Wednesday, December 21, 2016

The Santa Barbara Historical Museum

"So where are you from?"


"And how did you find out about us?"

"Um . . . .  well . . . I lived here for twenty-seven years, but never got over here."

The young woman smiled.  "Welcome home," she said.

Typical, huh?

  I always wanted to check this little museum out.  After all, I love history, but "living" in a place and "visiting" it, are two very different things.  I was often a tour guide when out-of-town family and friends came to visit, but I was never a tourist myself.  I had a standard route:  Courthouse, Mission, Stearns Wharf and the Beach.  The Botanic Garden if they stayed longer.  Maybe the Art Museum.  But never this tiny little adobe on East De La Guerra Street.

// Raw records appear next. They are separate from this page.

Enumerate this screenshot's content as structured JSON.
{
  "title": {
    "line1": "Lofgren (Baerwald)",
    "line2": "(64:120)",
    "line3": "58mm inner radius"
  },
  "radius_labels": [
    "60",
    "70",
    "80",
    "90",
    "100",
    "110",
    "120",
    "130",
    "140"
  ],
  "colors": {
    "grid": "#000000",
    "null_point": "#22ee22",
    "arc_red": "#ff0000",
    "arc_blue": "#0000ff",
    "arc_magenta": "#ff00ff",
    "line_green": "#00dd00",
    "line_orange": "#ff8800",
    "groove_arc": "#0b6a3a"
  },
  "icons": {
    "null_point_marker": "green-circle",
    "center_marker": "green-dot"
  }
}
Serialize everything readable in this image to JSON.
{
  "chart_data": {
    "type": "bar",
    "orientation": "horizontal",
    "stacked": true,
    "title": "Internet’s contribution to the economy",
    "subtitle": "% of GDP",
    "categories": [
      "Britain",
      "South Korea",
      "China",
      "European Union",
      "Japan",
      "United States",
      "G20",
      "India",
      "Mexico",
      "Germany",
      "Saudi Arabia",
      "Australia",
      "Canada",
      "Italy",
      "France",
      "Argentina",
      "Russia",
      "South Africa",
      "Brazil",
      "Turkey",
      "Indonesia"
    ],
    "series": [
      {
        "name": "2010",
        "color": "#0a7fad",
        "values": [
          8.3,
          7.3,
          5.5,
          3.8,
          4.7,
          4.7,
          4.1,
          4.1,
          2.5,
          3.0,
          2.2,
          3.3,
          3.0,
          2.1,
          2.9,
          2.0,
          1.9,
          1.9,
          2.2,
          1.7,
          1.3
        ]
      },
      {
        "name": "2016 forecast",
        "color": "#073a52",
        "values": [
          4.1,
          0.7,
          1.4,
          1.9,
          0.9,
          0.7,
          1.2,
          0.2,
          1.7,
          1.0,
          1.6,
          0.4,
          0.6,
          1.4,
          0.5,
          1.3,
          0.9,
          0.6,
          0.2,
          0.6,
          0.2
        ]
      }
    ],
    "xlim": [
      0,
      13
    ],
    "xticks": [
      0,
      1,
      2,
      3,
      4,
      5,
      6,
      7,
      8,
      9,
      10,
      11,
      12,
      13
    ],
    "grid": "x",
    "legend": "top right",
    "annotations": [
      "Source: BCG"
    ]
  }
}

Because Santa Barbara, California is steeped in history.

This quote from President Kennedy is so true.  I didn't move to California until I was in my twenties.  I grew up in Kansas and sure enough, I was taught that our nation's roots began with the Pilgrims.

  The Spanish explorers?  The Native Indians?  What about their stories?  Nope.  Nada.  It's as if they never existed.

If you go to Santa Barbara, this little museum is a great place to start your tour.  For one thing, it's free.  It's also very small so it won't take very long to walk through.  How I wish I had taken my out-of-town friends here.  Their understanding of this beautiful historical town would have been much more meaningful.

The exhibits begin with the Chumash Indians who lived here long before the Europeans arrived.  Then, of course, it moves to the Mission Era and the Spanish influence of the padres and the settlers.

During my travels up and down California to see the missions, I have often wondered why Spain didn't try to colonize the pueblos with immigrants from Europe.  Well, the above painting provided the answer to that one.  Because it was extremely perilous, that's why.  They had to either cross the thick jungle of Panama or sail around Cape Horn.

The museum covers not only the Spanish families who eventually settled here, but other immigrants, especially those from China and Japan.  There are wonderful photographs and fascinating exhibits of these eras, now long gone (and largely forgotten).

The earthquake of 1925 changed the look of Santa Barbara forever.  Those big Victorian buildings were replaced with Spanish Colonial ones.   This became the city's standard and a strict architectural review board was put into place.  If you wanted to build here, you better submit plans for a white building with a red tile roof, accented with wrought iron, bougainvillea and colorful tile.

Of course, this is what makes Santa Barbara so special.  The museum itself is the epitome of this style.  After touring inside, be sure to go out back to the patio area.  Then continue your exploration into the city.